Mengapa terasa menjadi serba terbatas? Padahal dulu, Ibu Siti mengantarkan kue lemper buatannya sendiri untuk keluarga Ibu Jon, berkunjung sambil berkabar, Ibu Win berkesepahaman untuk keluarga Ibu Jon sangat terbuka menerima pemberian kue lemper sebagai kabar baik persaudaraan dalam tali kasih ikatan silaturahmi bertetangga.
Demikian juga dengan Pak Somat, senantiasa terbuka menerima kunjungan Pak George, bagi mereka berdua hal biasa saling mengirim oleh-oleh dari bepergian ke suatu tempat. Pak Tony tak segan-segan menerima uluran tangan Pak Abu, senantiasa terbuka hatinya ingin membantu sesama tetangga saling membutuhkan hal bantuan sederhana, semisal meminjamkan gergaji guna memotong dahan pohon milik Pak Tony, telah terlalu rindang.

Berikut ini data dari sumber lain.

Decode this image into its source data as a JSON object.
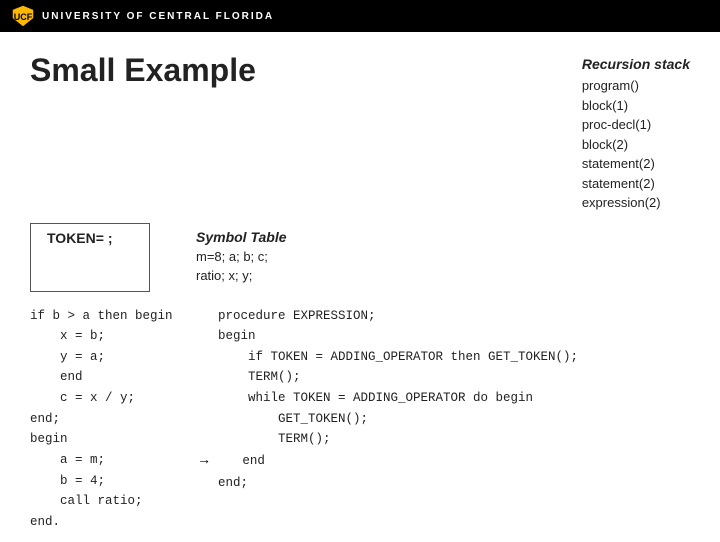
{
  "header": {
    "university_text": "UNIVERSITY OF CENTRAL FLORIDA"
  },
  "page": {
    "title": "Small Example"
  },
  "token_box": {
    "label": "TOKEN= ;"
  },
  "symbol_table": {
    "title": "Symbol Table",
    "content_line1": "m=8; a; b; c;",
    "content_line2": "ratio; x; y;"
  },
  "recursion_stack": {
    "title": "Recursion stack",
    "items": [
      "program()",
      "block(1)",
      "proc-decl(1)",
      "block(2)",
      "statement(2)",
      "statement(2)",
      "expression(2)"
    ]
  },
  "left_code": {
    "lines": [
      "if b > a then begin",
      "    x = b;",
      "    y = a;",
      "    end",
      "    c = x / y;",
      "end;",
      "begin",
      "    a = m;",
      "    b = 4;",
      "    call ratio;",
      "end."
    ]
  },
  "right_code": {
    "lines": [
      "procedure EXPRESSION;",
      "begin",
      "    if TOKEN = ADDING_OPERATOR then GET_TOKEN();",
      "    TERM();",
      "    while TOKEN = ADDING_OPERATOR do begin",
      "        GET_TOKEN();",
      "        TERM();",
      "    end",
      "end;"
    ],
    "arrow_line": 7
  }
}
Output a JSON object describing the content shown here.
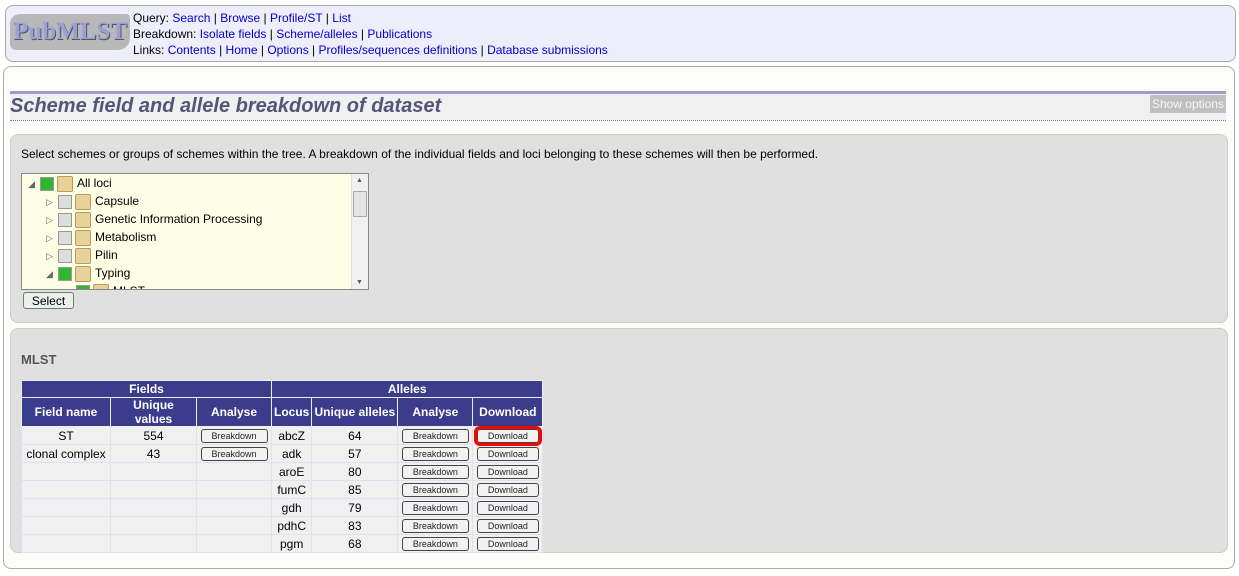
{
  "header": {
    "logo": "PubMLST",
    "query": {
      "label": "Query:",
      "links": [
        "Search",
        "Browse",
        "Profile/ST",
        "List"
      ]
    },
    "breakdown": {
      "label": "Breakdown:",
      "links": [
        "Isolate fields",
        "Scheme/alleles",
        "Publications"
      ]
    },
    "links": {
      "label": "Links:",
      "links": [
        "Contents",
        "Home",
        "Options",
        "Profiles/sequences definitions",
        "Database submissions"
      ]
    }
  },
  "page": {
    "title": "Scheme field and allele breakdown of dataset",
    "show_options": "Show options"
  },
  "selector": {
    "description": "Select schemes or groups of schemes within the tree. A breakdown of the individual fields and loci belonging to these schemes will then be performed.",
    "tree": [
      {
        "label": "All loci",
        "checked": true
      },
      {
        "label": "Capsule",
        "checked": false
      },
      {
        "label": "Genetic Information Processing",
        "checked": false
      },
      {
        "label": "Metabolism",
        "checked": false
      },
      {
        "label": "Pilin",
        "checked": false
      },
      {
        "label": "Typing",
        "checked": true
      },
      {
        "label": "MLST",
        "checked": true
      }
    ],
    "select_button": "Select"
  },
  "scheme": {
    "name": "MLST",
    "group_headers": [
      "Fields",
      "Alleles"
    ],
    "columns": [
      "Field name",
      "Unique values",
      "Analyse",
      "Locus",
      "Unique alleles",
      "Analyse",
      "Download"
    ],
    "fields": [
      {
        "name": "ST",
        "unique": "554",
        "action": "Breakdown"
      },
      {
        "name": "clonal complex",
        "unique": "43",
        "action": "Breakdown"
      }
    ],
    "alleles": [
      {
        "locus": "abcZ",
        "unique": "64"
      },
      {
        "locus": "adk",
        "unique": "57"
      },
      {
        "locus": "aroE",
        "unique": "80"
      },
      {
        "locus": "fumC",
        "unique": "85"
      },
      {
        "locus": "gdh",
        "unique": "79"
      },
      {
        "locus": "pdhC",
        "unique": "83"
      },
      {
        "locus": "pgm",
        "unique": "68"
      }
    ],
    "breakdown_label": "Breakdown",
    "download_label": "Download",
    "highlight_color": "#ff0000"
  }
}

Ada banyak cara dan bentuk silaturahmi dalam menjaga bersama kesuburan nilai kesepahaman kemanusiaan saling menghormati, pada suatu dekade musim bunga kembang sepatu di era dulu, tanpa ragu dan takut pada kutukan manusia lain. Indah sekali masa-masa itu, semua hal terasa menjadi subur di hati, pikiran dan perilaku natural bermasyarakat menghargai ikhlas menghormati sesama.
Entahlah, hanya terasa ada hal berkabut tak seterang saat masa indah pra-musim bunga warna-warni kini, meski bunga di manapun masih tetap bunga, namun tumbuhnya tak seindah warna alami bunga seperti dulu. Tak ada salah atau benar pada musim bunga, hanya terasa ada degradasi warna indah itu tak seperti dulu lagi.
Terasa perasaan dicekam teror setiap kali masuk mal diperiksa satpam dengan sensor detektor. Telah sedemikian mengerikankah kehidupan di antara sesama?
Meski toleransi silaturahmi tengah tumbuh kembang kembali, terutama di kalangan muda, setelah porak-poranda pada suatu dekade musim gugur badai itu menerpa, telah dicatat sejarah. Kini, esok dan akan datang, tetaplah jabat tangan erat saudaraku. Salam Indonesia Unit.